PCMR vowed to appeal the ruling to the Utah Supreme Court. Further, officials stated publicly that PCMR owned the base acreage and facilities that are essential to operating the resort. It would not cooperate with Talisker/Vail and, if Powdr Corp. were to be evicted, the Park City resort would sit idle.
There is, however, a potential to shuttle skiers to PCMR via chairlifts at Canyons Resort. But such an operation poses challenges and appears doubtful for the upcoming season.
In the meantime, both sides have launched public-relations campaigns in an apparent attempt to gain local support from a community increasingly wary about the uncertainty of the approaching ski season.
Most recently, PCMR established a website at KeepParkCityOpen.com, where readers can sign a petition. A recent full-page ad in the local newspaper, The Park Record, exclaims, "Let's Work Together to keep Park City Mountain Resort Open."
Call for compromise • With Park City residents in an uproar over a scenario in which PCMR would not open, Park City Mayor Jack Thomas joined county officials Friday in issuing a public statement telling the parties to knock off the one-upmanship and compromise for the good of the community.
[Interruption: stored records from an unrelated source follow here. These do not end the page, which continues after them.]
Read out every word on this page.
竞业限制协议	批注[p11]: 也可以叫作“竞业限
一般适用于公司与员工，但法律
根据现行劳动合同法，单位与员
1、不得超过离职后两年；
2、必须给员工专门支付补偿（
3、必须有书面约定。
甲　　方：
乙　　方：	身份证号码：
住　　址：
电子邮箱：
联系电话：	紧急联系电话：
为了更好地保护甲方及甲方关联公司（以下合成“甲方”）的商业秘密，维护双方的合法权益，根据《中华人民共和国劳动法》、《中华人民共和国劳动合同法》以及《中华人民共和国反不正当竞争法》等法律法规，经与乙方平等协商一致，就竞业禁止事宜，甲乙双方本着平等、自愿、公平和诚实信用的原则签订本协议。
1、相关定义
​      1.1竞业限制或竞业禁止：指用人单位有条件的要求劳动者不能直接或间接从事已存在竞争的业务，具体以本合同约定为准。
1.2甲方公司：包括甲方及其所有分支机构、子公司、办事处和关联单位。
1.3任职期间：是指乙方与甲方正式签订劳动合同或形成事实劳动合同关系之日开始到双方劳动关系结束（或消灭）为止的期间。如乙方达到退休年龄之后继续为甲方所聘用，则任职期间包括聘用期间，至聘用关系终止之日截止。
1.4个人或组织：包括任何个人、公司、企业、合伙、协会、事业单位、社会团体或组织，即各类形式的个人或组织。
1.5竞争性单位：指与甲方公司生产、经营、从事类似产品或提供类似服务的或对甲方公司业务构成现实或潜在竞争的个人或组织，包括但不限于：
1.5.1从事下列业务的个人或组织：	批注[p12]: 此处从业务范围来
"Our patience and the community's collective patience is wavering," Thomas said. "Park City and Summit County will not reward bad behavior by investing in businesses who do not view their success inextricably linked to the success and well-being of the broader community."
That followed a statement from Thomas last month that "for either party to operate the resort next season, each must be willing to compromise and leave something on the table."
He was referring to a Talisker/Vail proposal that would ensure PCMR remained open until litigation is exhausted. It offered to allow PCMR to continue to operate the ski resort if it posted a bond to cover annual rent, damages and attorney fees.
Last week, PCMR filed documents in 3rd District Court spelling out what it believed is a fair rent, based on what its real-estate consultants reported. It suggested a lease rate between $225,000 and $1 million per year. With damages, attorney fees and rent from May 1, 2011, to Jan. 31, 2015, the bond should be set between $1,021,308 and $6,559,616, according to PCMR.
But an attorney for Talisker/Vail said that proposal is much too low. The bond should be based, at least in part, on PCMR's earning, said John Lund.
Talisker/Vail's court filings that outline its bond proposal is heavily redacted to protect PCMR's proprietary financial information. However, those values are known to Lund and Talisker/Vail officials.
"We take the position that what they should pay is based upon what they are making," Lund said. "A significant amount of that revenue is associated with our land."
But an attorney for PCMR said the proposal to set lease rates based on earnings is not fair and is counter to Utah law.
"The law is clear about what can be bonded for," said Alan Sullivan. "The rent and damages that Talisker can recover must be based on fair rental value of the property, not earnings."
It's unclear whether Harris will rule on the bond come Wednesday. But just about everyone in Park City will be watching.